Have you ever recevied an email like this : “Hi this is so and so. Would you mind re-doing that analysis from two years ago by updating it for the past year?”. If you’re anything like me, this would lead to a frantic scramble in old folders to find an Excel file that you may, or more probable, may not remember exactly where the data came from. As a healthcare data analyst who performs plenty of ad-hoc analysis, this is a common experience.
Well, how to solve this issue? Enter the unsung hero : Data Management Techniques for Reproducible Research! Lost in the flashiness of statistics and machine learning algorithms, lies the most important part of any research project involving data that no one cares to talk about. The techniques needed to properly manage the data, and allow for the research to be reproducible. Since my data analyst position is not a research role, I was not familiar with this process. In this blog post, I will explain the high level techniques associated with sound data management. A process I am incorporating into my work flows, and you should too!
You can find previous assignments concerning data management techniques on my Github.
Data Management Techniques
A proper data management plan will have all the required information needed by yourself or others to locate, understand, and interpret the research in the future.
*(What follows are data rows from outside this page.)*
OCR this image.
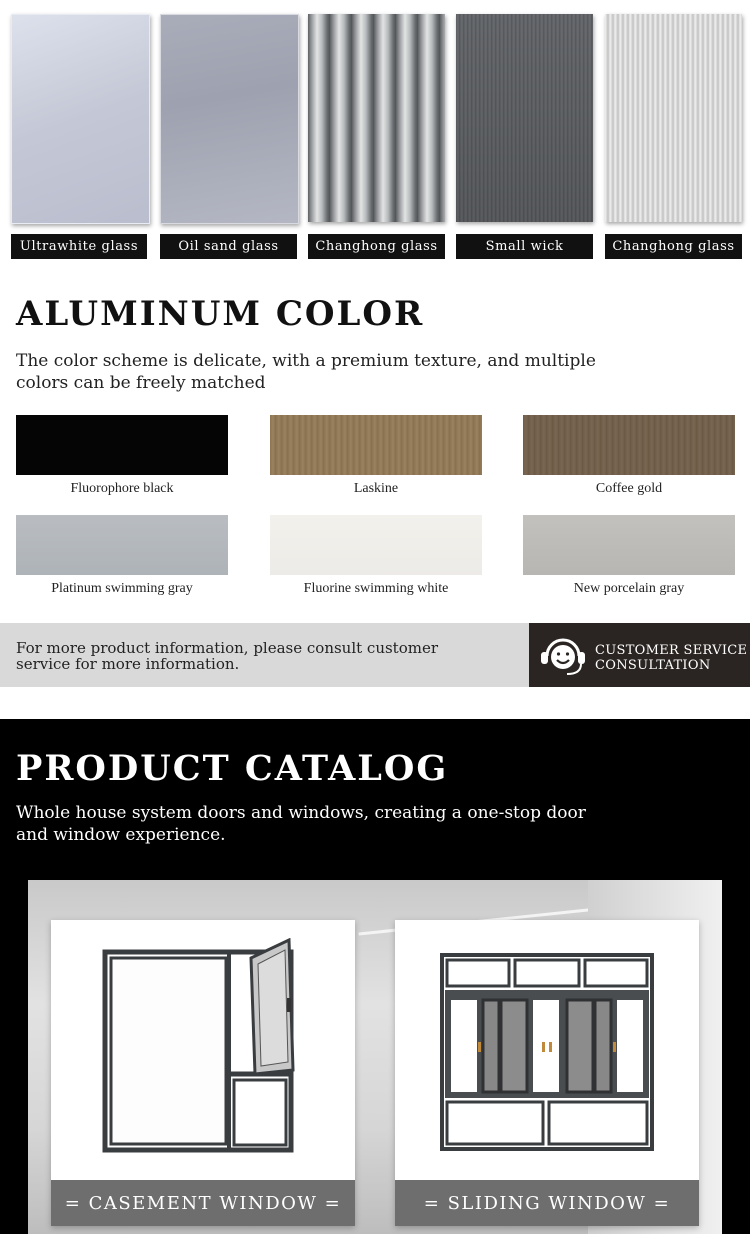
Ultrawhite glass	Oil sand glass	Changhong glass	Small wick	Changhong glass
ALUMINUM COLOR
The color scheme is delicate, with a premium texture, and multiple colors can be freely matched
Fluorophore black	Laskine	Coffee gold
Platinum swimming gray	Fluorine swimming white	New porcelain gray
For more product information, please consult customer service for more information.
CUSTOMER SERVICE
CONSULTATION
PRODUCT CATALOG
Whole house system doors and windows, creating a one-stop door and window experience.
= CASEMENT WINDOW =	= SLIDING WINDOW =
While the format and content may differ, a data management plan should include all of the following :
- What data will be created?
- Who owns the data and who will have access to it?
- What formats will the data have?
- Details about the ethics committee approvals.
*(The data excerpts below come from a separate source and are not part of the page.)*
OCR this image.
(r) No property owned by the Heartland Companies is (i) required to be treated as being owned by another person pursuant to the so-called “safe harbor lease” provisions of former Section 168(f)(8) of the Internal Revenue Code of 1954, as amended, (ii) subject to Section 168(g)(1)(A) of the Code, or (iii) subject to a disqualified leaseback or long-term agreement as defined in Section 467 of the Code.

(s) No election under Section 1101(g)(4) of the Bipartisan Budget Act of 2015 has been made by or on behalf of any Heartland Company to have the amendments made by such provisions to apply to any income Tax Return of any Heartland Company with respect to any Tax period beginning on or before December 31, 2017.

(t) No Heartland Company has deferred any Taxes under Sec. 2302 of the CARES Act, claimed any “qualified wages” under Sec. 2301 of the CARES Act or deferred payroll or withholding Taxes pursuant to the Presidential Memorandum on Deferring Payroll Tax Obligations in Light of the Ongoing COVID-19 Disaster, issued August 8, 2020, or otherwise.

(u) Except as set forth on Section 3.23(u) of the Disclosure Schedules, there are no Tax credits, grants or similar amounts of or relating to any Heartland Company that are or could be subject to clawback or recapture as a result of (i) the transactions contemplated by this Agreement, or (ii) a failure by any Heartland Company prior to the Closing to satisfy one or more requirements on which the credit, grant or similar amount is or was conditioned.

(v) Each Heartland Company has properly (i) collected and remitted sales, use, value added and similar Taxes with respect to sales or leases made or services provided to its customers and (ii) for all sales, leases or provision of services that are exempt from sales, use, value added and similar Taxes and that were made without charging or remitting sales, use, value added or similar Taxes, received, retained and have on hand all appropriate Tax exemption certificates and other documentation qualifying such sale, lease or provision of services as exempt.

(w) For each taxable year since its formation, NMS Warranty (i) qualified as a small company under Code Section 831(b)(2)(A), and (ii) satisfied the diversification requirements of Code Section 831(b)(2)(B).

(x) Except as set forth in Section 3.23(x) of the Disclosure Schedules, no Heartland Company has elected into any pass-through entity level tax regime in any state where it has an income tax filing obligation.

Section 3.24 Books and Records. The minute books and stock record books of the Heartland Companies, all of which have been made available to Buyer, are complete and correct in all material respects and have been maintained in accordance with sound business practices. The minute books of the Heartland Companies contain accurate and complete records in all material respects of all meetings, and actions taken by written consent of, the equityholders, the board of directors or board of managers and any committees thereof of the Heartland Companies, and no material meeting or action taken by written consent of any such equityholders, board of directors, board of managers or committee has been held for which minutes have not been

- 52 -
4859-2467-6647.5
- Who will have access to your data and how will you protect for unnecessary access if data is sensitive/confidential in nature?
- Data organistion: File naming conventions, folder structure.
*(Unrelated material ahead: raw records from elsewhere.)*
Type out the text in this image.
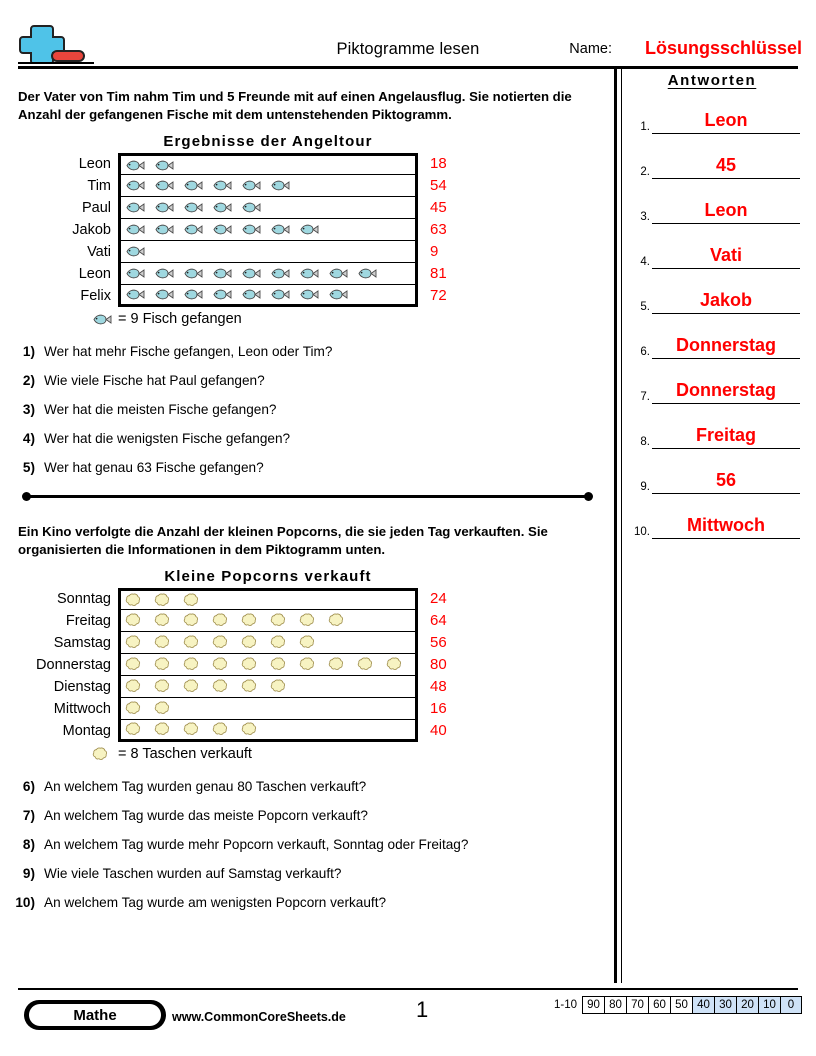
Piktogramme lesen	Name: Lösungsschlüssel
Antworten
1.	Leon
2.	45
3.	Leon
4.	Vati
5.	Jakob
6.	Donnerstag
7.	Donnerstag
8.	Freitag
9.	56
10.	Mittwoch
Der Vater von Tim nahm Tim und 5 Freunde mit auf einen Angelausflug. Sie notierten die Anzahl der gefangenen Fische mit dem untenstehenden Piktogramm.
Ergebnisse der Angeltour
Leon	18
Tim	54
Paul	45
Jakob	63
Vati	9
Leon	81
Felix	72
= 9 Fisch gefangen
1) Wer hat mehr Fische gefangen, Leon oder Tim?
2) Wie viele Fische hat Paul gefangen?
3) Wer hat die meisten Fische gefangen?
4) Wer hat die wenigsten Fische gefangen?
5) Wer hat genau 63 Fische gefangen?
Ein Kino verfolgte die Anzahl der kleinen Popcorns, die sie jeden Tag verkauften. Sie organisierten die Informationen in dem Piktogramm unten.
Kleine Popcorns verkauft
Sonntag	24
Freitag	64
Samstag	56
Donnerstag	80
Dienstag	48
Mittwoch	16
Montag	40
= 8 Taschen verkauft
6) An welchem Tag wurden genau 80 Taschen verkauft?
7) An welchem Tag wurde das meiste Popcorn verkauft?
8) An welchem Tag wurde mehr Popcorn verkauft, Sonntag oder Freitag?
9) Wie viele Taschen wurden auf Samstag verkauft?
10) An welchem Tag wurde am wenigsten Popcorn verkauft?
Mathe	www.CommonCoreSheets.de	1	1-10 90 80 70 60 50 40 30 20 10	0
- Data storage: Where will the data be stored? Will it be backed up?
- Data sharing: Will you share your data with others? How will you do this?
A detailed checklist can be found here.
In addition to a document answering the above questions, a metadata document and thorough data dictionaries need to be included. The metadata document is a condensed version of the data management plan and can be referenced by people exploring the dataset and/or research for the first time.
Data dictionaries need to be included for any dataset used in the analysis/research. The data dictionary includes both the original and created variables. The data dictionary should include the following information about each field :
- Variable Name
- Description
- Format
- Allowable Entries
Below is a screenshot showing a simple example of a few fields :
Reproducibile Research
Creating reproducible research includes detailed documentation highlighting the data cleaning and analysis process. The method will differ between specific analysis, but the goal is always the same. In the future, anyone wishing to reproduce the research should be able to follow set steps and arrive at the same conclusion when starting with the same data. The data cleaning documentation should include :
- Data quality checks (duplicates, allowable entries, missing data, etc)
- Excluded records
- Created Variables
When possible, tables and figures should be included to illustrate the process and resulting impact on the dataset. A flowchart like below can be used :
Similar to cleaning documentation, the analysis documentation should include all the steps used in the analysis to arrive at a conclusion. The logic and assumption used should always be shared, and when applicable, code should be shared to ensure consistency. Results and interpretation should also be shared to maximize the transparency of the research being conducted.
Conclusion
The process is lengthy, but the benefits outweight the initial work when conducting serious research. The consequences are lower for performing a quick ad-hoc analysis in a professional setting when compared to publishing research in a journal, but I think the techniques above should be used by analysts and researchers alike. I hope this post helped explain both the importance and some actual techniques for creating data management plans and reproducible research.